Let’s invest more in customer education to curb mobile money fraud- Eli Hini


  12 Août      53        Economie (21003),

 

By Benjamin A. Commey, GNA

Accra, Aug 12, GNA- Mr Eli Hini, Chief Executive Officer of Mobile Money Limited, a subsidiary of MTN Ghana, has advised stakeholders in the digital financial ecosystem to allocate more resources towards customer education to eradicate mobile money fraud.

He said education would provide customers with the right knowledge and information to overcome the tricks deployed by mobile money fraudsters.

According to data from the cybercrime unit of the Ghana Police Service, over 300 mobile money fraud incidents were reported in 2019, with losses ranging from GHC70 to GHC4,000.
Speaking in an interview with the media on the sidelines of this year’s MTN MoMo Month Stakeholder Forum in Accra, Mr Hini charged stakeholders to do more to curtail the situation.

He noted that even though building a robust system was necessary in halting the trend, providing efficient education to customers was critical in eliminating the crime.

Mr Hini thus urged stakeholders to collaborate to eliminate the canker, and create a platform worthy of public trust.

“If we make fraud an MTN MoMo problem, then MTN MoMo is the only one who is looking at driving it… but everybody else is part of the ecosystem, and so we need to begin to look at it as an ecosystem issue,” he said.
“When it comes to customer education, you will notice that most of those conversations are not done together, and therefore individual investment cannot reach everybody. But if the industry was working together investing in customer education, together we will have bigger drive, bigger energy behind the customer engagement and the customer education that will bring the kind of customer adoption that we want.
“The education is important and we need to make it a continuous effort, you can’t stop at one and you say that is the end. Let me also say this that by the time the customer is educated the system becomes robust. One, the customer understands himself and thus does not expose himself but if the system is robust and the customer is ignorant he will still leave is door open,” he stated.
The forum was held on the theme: “Digitising Payments in Ghana: A Collaborative Effort for Success.”
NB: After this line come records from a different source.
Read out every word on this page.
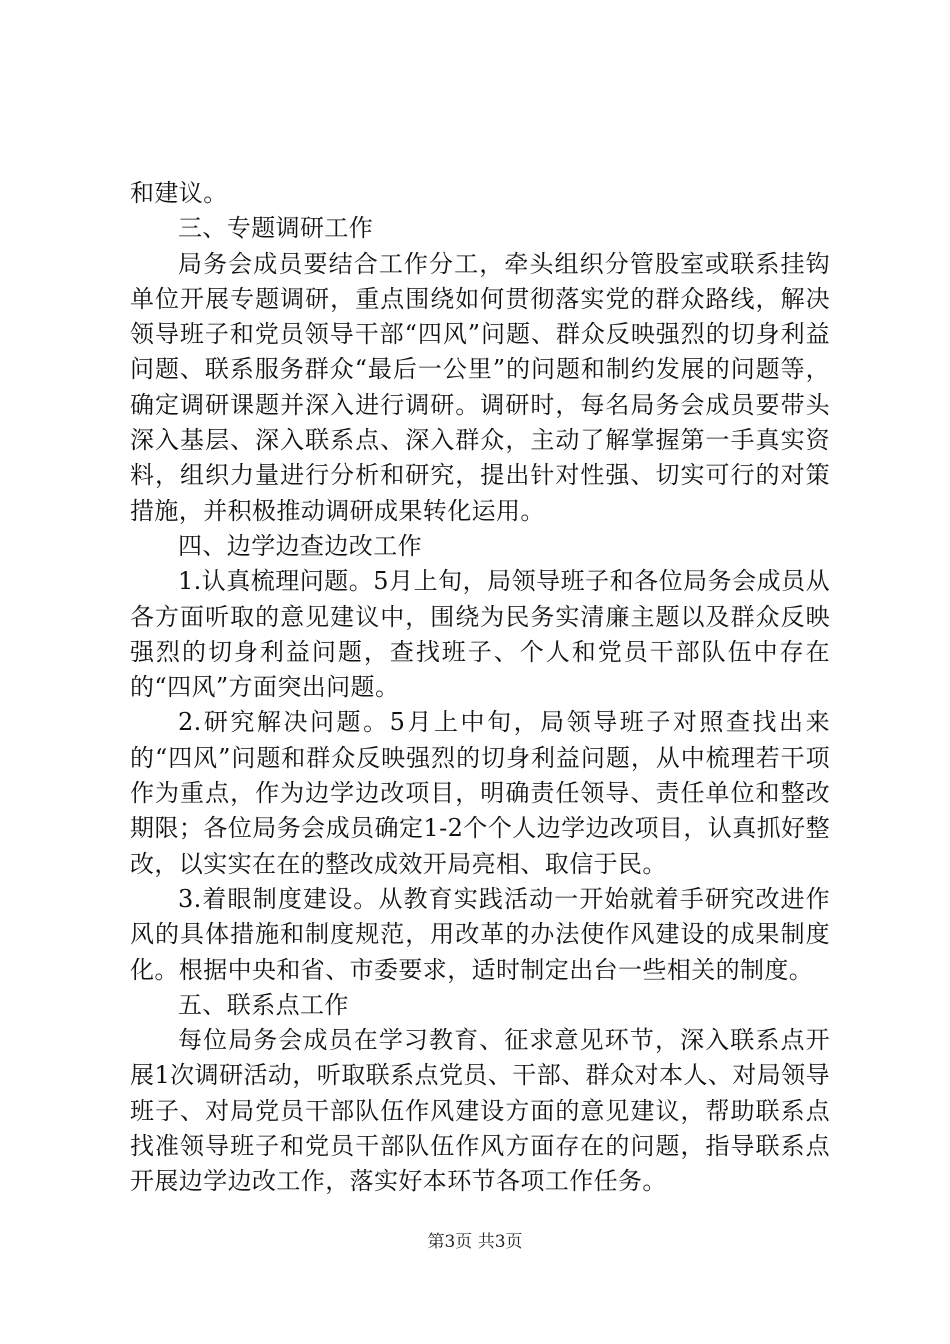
和建议。

三、专题调研工作

局务会成员要结合工作分工，牵头组织分管股室或联系挂钩单位开展专题调研，重点围绕如何贯彻落实党的群众路线，解决领导班子和党员领导干部“四风”问题、群众反映强烈的切身利益问题、联系服务群众“最后一公里”的问题和制约发展的问题等，确定调研课题并深入进行调研。调研时，每名局务会成员要带头深入基层、深入联系点、深入群众，主动了解掌握第一手真实资料，组织力量进行分析和研究，提出针对性强、切实可行的对策措施，并积极推动调研成果转化运用。

四、边学边查边改工作

1.认真梳理问题。5月上旬，局领导班子和各位局务会成员从各方面听取的意见建议中，围绕为民务实清廉主题以及群众反映强烈的切身利益问题，查找班子、个人和党员干部队伍中存在的“四风”方面突出问题。

2.研究解决问题。5月上中旬，局领导班子对照查找出来的“四风”问题和群众反映强烈的切身利益问题，从中梳理若干项作为重点，作为边学边改项目，明确责任领导、责任单位和整改期限；各位局务会成员确定1-2个个人边学边改项目，认真抓好整改，以实实在在的整改成效开局亮相、取信于民。

3.着眼制度建设。从教育实践活动一开始就着手研究改进作风的具体措施和制度规范，用改革的办法使作风建设的成果制度化。根据中央和省、市委要求，适时制定出台一些相关的制度。

五、联系点工作

每位局务会成员在学习教育、征求意见环节，深入联系点开展1次调研活动，听取联系点党员、干部、群众对本人、对局领导班子、对局党员干部队伍作风建设方面的意见建议，帮助联系点找准领导班子和党员干部队伍作风方面存在的问题，指导联系点开展边学边改工作，落实好本环节各项工作任务。

第3页 共3页
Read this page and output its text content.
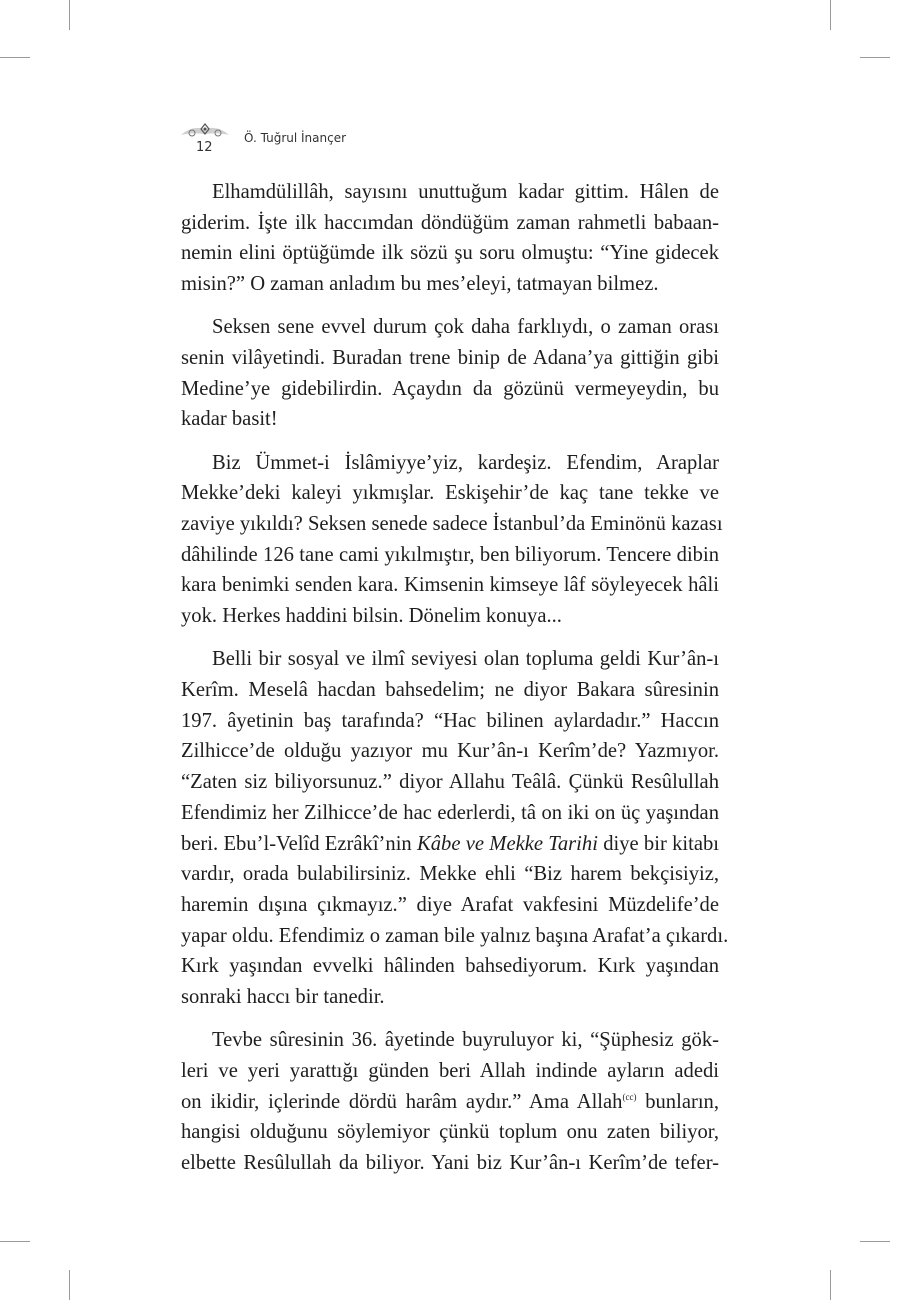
12
Ö. Tuğrul İnançer

Elhamdülillâh, sayısını unuttuğum kadar gittim. Hâlen de
giderim. İşte ilk haccımdan döndüğüm zaman rahmetli babaan-
nemin elini öptüğümde ilk sözü şu soru olmuştu: “Yine gidecek
misin?” O zaman anladım bu mes’eleyi, tatmayan bilmez.

Seksen sene evvel durum çok daha farklıydı, o zaman orası
senin vilâyetindi. Buradan trene binip de Adana’ya gittiğin gibi
Medine’ye gidebilirdin. Açaydın da gözünü vermeyeydin, bu
kadar basit!

Biz Ümmet-i İslâmiyye’yiz, kardeşiz. Efendim, Araplar
Mekke’deki kaleyi yıkmışlar. Eskişehir’de kaç tane tekke ve
zaviye yıkıldı? Seksen senede sadece İstanbul’da Eminönü kazası
dâhilinde 126 tane cami yıkılmıştır, ben biliyorum. Tencere dibin
kara benimki senden kara. Kimsenin kimseye lâf söyleyecek hâli
yok. Herkes haddini bilsin. Dönelim konuya...

Belli bir sosyal ve ilmî seviyesi olan topluma geldi Kur’ân-ı
Kerîm. Meselâ hacdan bahsedelim; ne diyor Bakara sûresinin
197. âyetinin baş tarafında? “Hac bilinen aylardadır.” Haccın
Zilhicce’de olduğu yazıyor mu Kur’ân-ı Kerîm’de? Yazmıyor.
“Zaten siz biliyorsunuz.” diyor Allahu Teâlâ. Çünkü Resûlullah
Efendimiz her Zilhicce’de hac ederlerdi, tâ on iki on üç yaşından
beri. Ebu’l-Velîd Ezrâkî’nin Kâbe ve Mekke Tarihi diye bir kitabı
vardır, orada bulabilirsiniz. Mekke ehli “Biz harem bekçisiyiz,
haremin dışına çıkmayız.” diye Arafat vakfesini Müzdelife’de
yapar oldu. Efendimiz o zaman bile yalnız başına Arafat’a çıkardı.
Kırk yaşından evvelki hâlinden bahsediyorum. Kırk yaşından
sonraki haccı bir tanedir.

Tevbe sûresinin 36. âyetinde buyruluyor ki, “Şüphesiz gök-
leri ve yeri yarattığı günden beri Allah indinde ayların adedi
on ikidir, içlerinde dördü harâm aydır.” Ama Allah$^{(cc)}$ bunların,
hangisi olduğunu söylemiyor çünkü toplum onu zaten biliyor,
elbette Resûlullah da biliyor. Yani biz Kur’ân-ı Kerîm’de tefer-
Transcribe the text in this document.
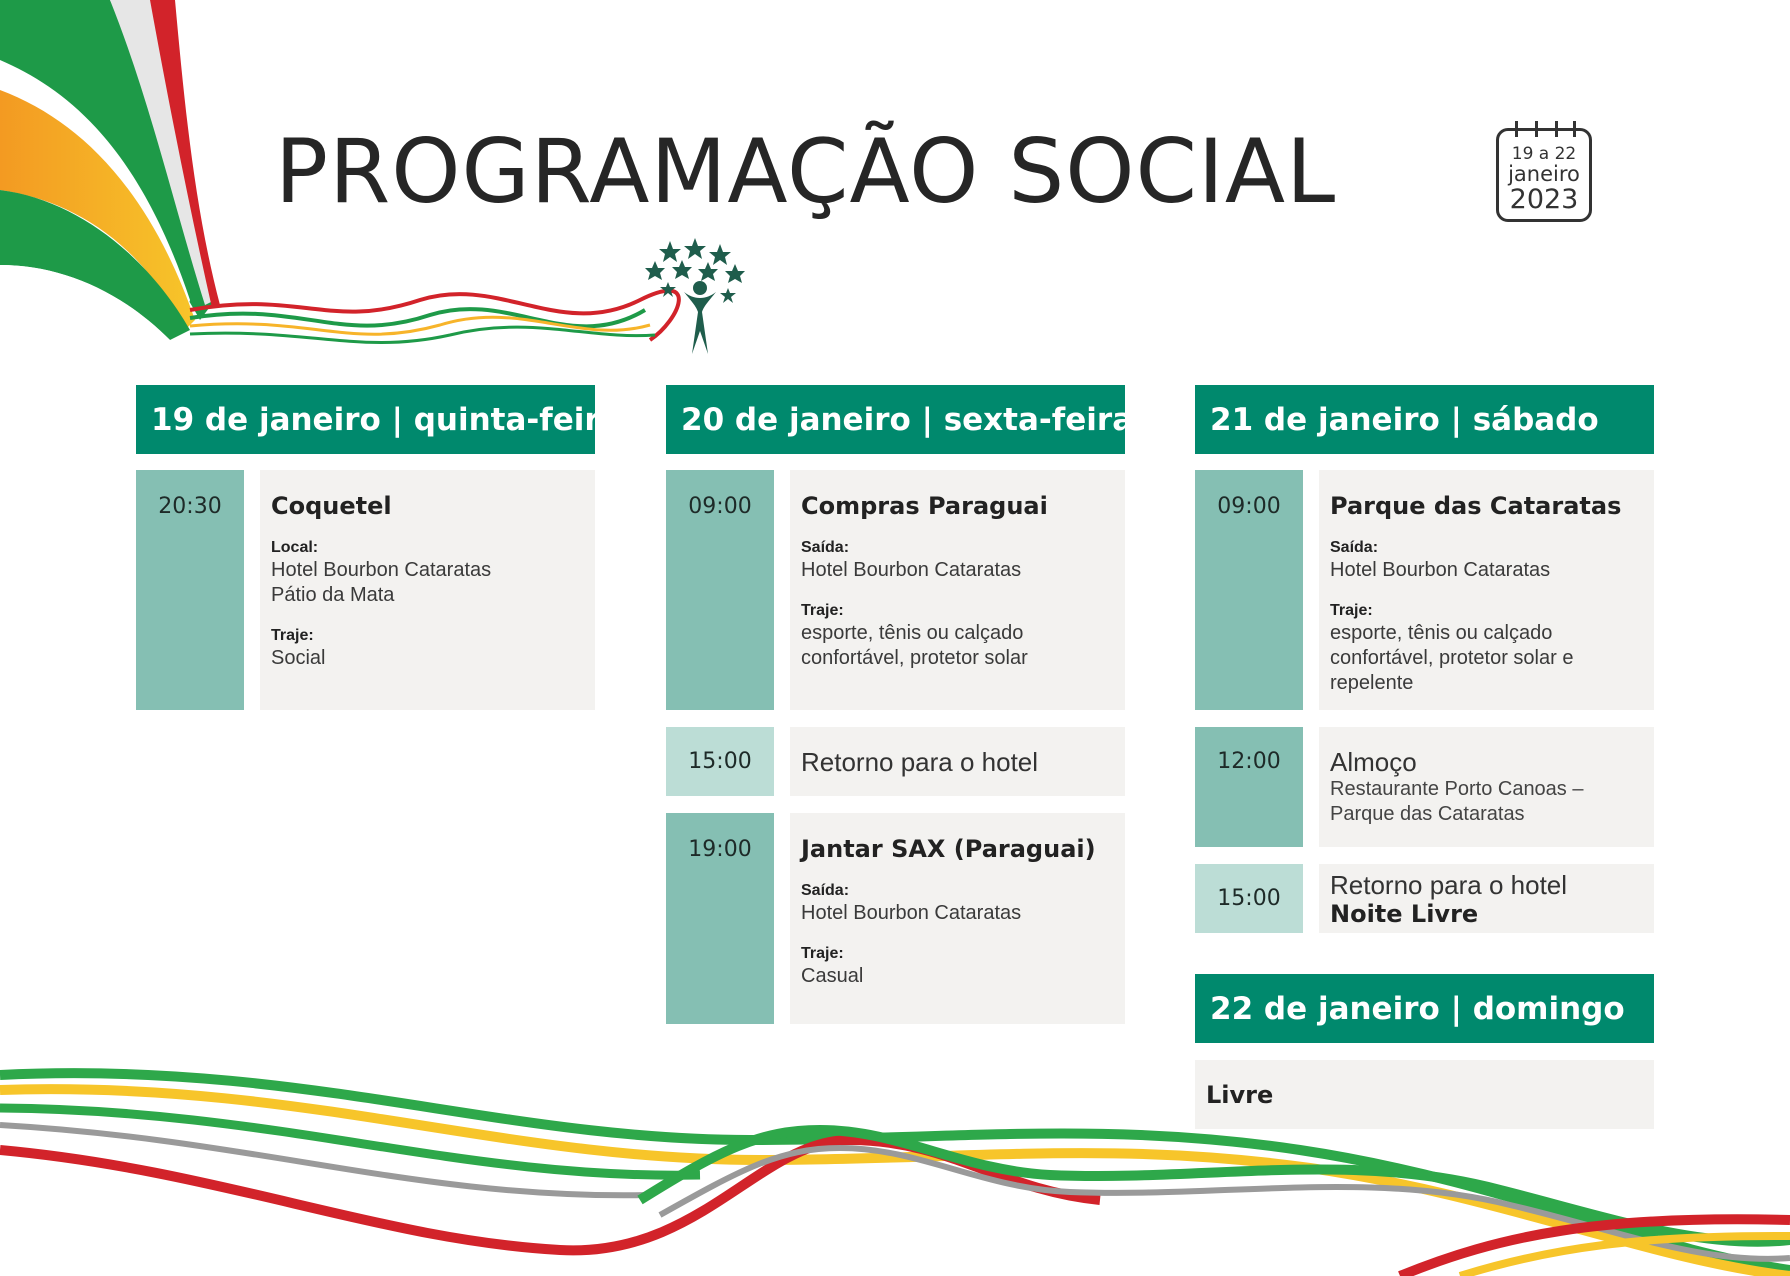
PROGRAMAÇÃO SOCIAL	19 a 22
janeiro
2023
19 de janeiro | quinta-feira
20:30	Coquetel

Local:

Hotel Bourbon Cataratas
Pátio da Mata

Traje:

Social

20 de janeiro | sexta-feira
09:00	Compras Paraguai

Saída:

Hotel Bourbon Cataratas

Traje:

esporte, tênis ou calçado
confortável, protetor solar

15:00	Retorno para o hotel

19:00	Jantar SAX (Paraguai)

Saída:

Hotel Bourbon Cataratas

Traje:

Casual

21 de janeiro | sábado
09:00	Parque das Cataratas

Saída:

Hotel Bourbon Cataratas

Traje:

esporte, tênis ou calçado
confortável, protetor solar e
repelente

12:00	Almoço

Restaurante Porto Canoas –
Parque das Cataratas

15:00	Retorno para o hotel

Noite Livre

22 de janeiro | domingo

Livre
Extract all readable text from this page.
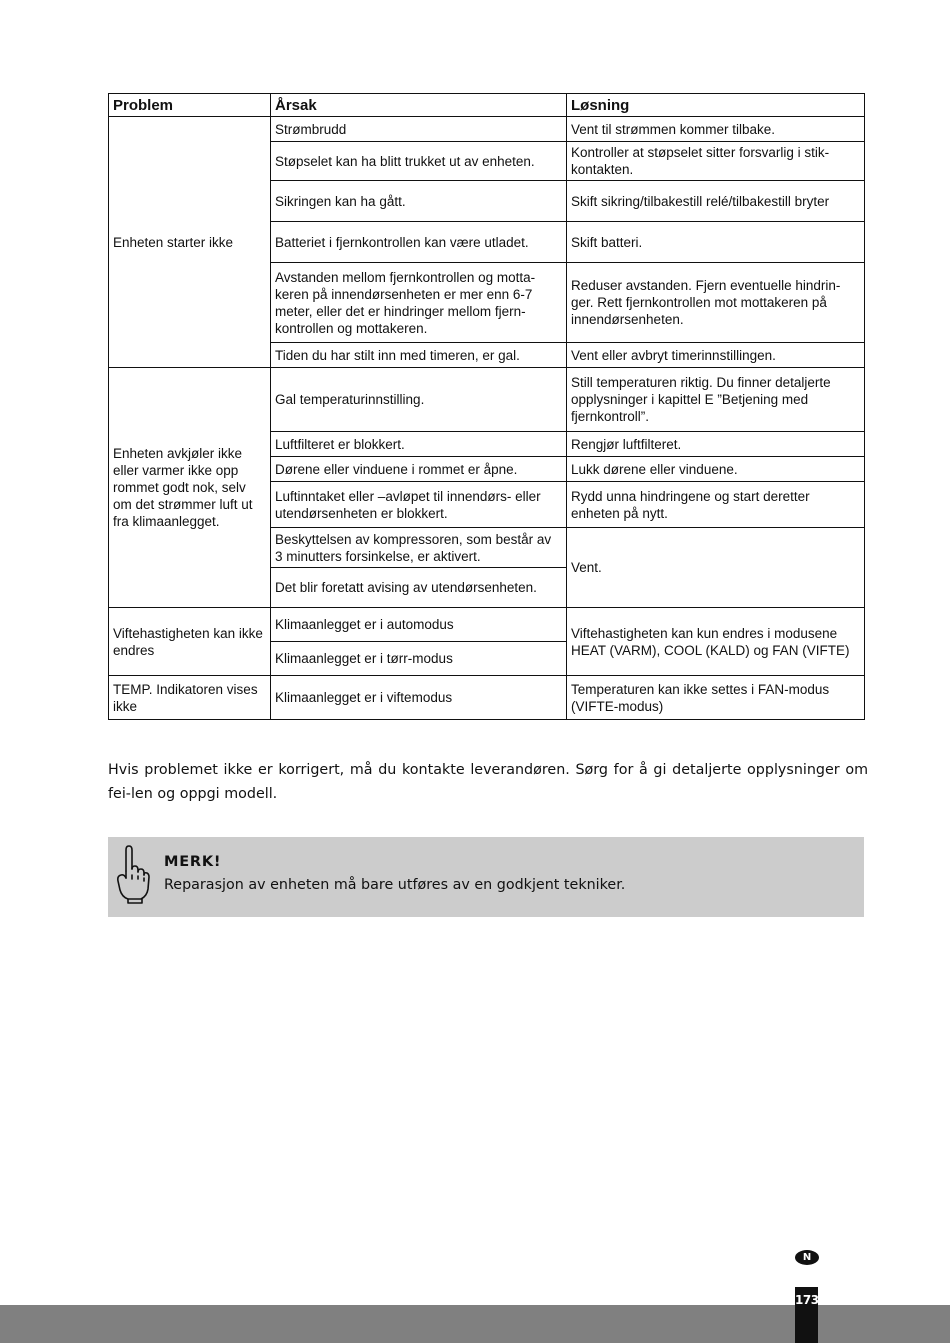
Problem	Årsak	Løsning
Enheten starter ikke	Strømbrudd	Vent til strømmen kommer tilbake.
	Støpselet kan ha blitt trukket ut av enheten.	Kontroller at støpselet sitter forsvarlig i stik-kontakten.
	Sikringen kan ha gått.	Skift sikring/tilbakestill relé/tilbakestill bryter
	Batteriet i fjernkontrollen kan være utladet.	Skift batteri.
	Avstanden mellom fjernkontrollen og motta-keren på innendørsenheten er mer enn 6-7 meter, eller det er hindringer mellom fjern-kontrollen og mottakeren.	Reduser avstanden. Fjern eventuelle hindrin-ger. Rett fjernkontrollen mot mottakeren på innendørsenheten.
	Tiden du har stilt inn med timeren, er gal.	Vent eller avbryt timerinnstillingen.
Enheten avkjøler ikke eller varmer ikke opp rommet godt nok, selv om det strømmer luft ut fra klimaanlegget.	Gal temperaturinnstilling.	Still temperaturen riktig. Du finner detaljerte opplysninger i kapittel E ”Betjening med fjernkontroll”.
	Luftfilteret er blokkert.	Rengjør luftfilteret.
	Dørene eller vinduene i rommet er åpne.	Lukk dørene eller vinduene.
	Luftinntaket eller –avløpet til innendørs- eller utendørsenheten er blokkert.	Rydd unna hindringene og start deretter enheten på nytt.
	Beskyttelsen av kompressoren, som består av 3 minutters forsinkelse, er aktivert.	Vent.
	Det blir foretatt avising av utendørsenheten.	
Viftehastigheten kan ikke endres	Klimaanlegget er i automodus	Viftehastigheten kan kun endres i modusene HEAT (VARM), COOL (KALD) og FAN (VIFTE)
	Klimaanlegget er i tørr-modus	
TEMP. Indikatoren vises ikke	Klimaanlegget er i viftemodus	Temperaturen kan ikke settes i FAN-modus (VIFTE-modus)

Hvis problemet ikke er korrigert, må du kontakte leverandøren. Sørg for å gi detaljerte opplysninger om fei-len og oppgi modell.

MERK!
Reparasjon av enheten må bare utføres av en godkjent tekniker.
N
173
The MoMo Stakeholder Forum was introduced as part of activities to commemorate the annual MTN MoMo month calendar, and serves as a tool for advocacy on key issues in the mobile financial sector.

The MTN Mobile Money Month was instituted in 2012 to deepen awareness among Ghanaians on the MTN Mobile Money service.

Mr Hini assured Ghanaians of MTN’s commitment to promote a cash-lite society, adding that it was working to rope in the newly launched machine scanable code system, the GHQR, on its digital payment platform to accelerate the financial inclusion agenda.

Dr Ernest Addison, Governor of the Bank of Ghana (BoG), in a speech read on his behalf by Dr Settor Amediku, Director and Head of Payment System at BoG, reiterated the need for a strong stakeholder partnership to enhance digital payment service delivery.
He urged banks and non-banks to collaborate and intensify efforts on education campaigns and awareness-building on issues of payment fraud to spur behavioural change and build confidence in digital payments and services.
“We must steadily work towards eliminating the barriers that hinders effective collaboration among players and help achieve the cash-lite economy agenda,” he said.
Mansa Nettey, CEO of Standard Chartered Bank, urged the Central Bank and financial institutions to enhance regulation and strengthen fraud detection protocols to help maintain confidence in digital platforms and promote better financial inclusion.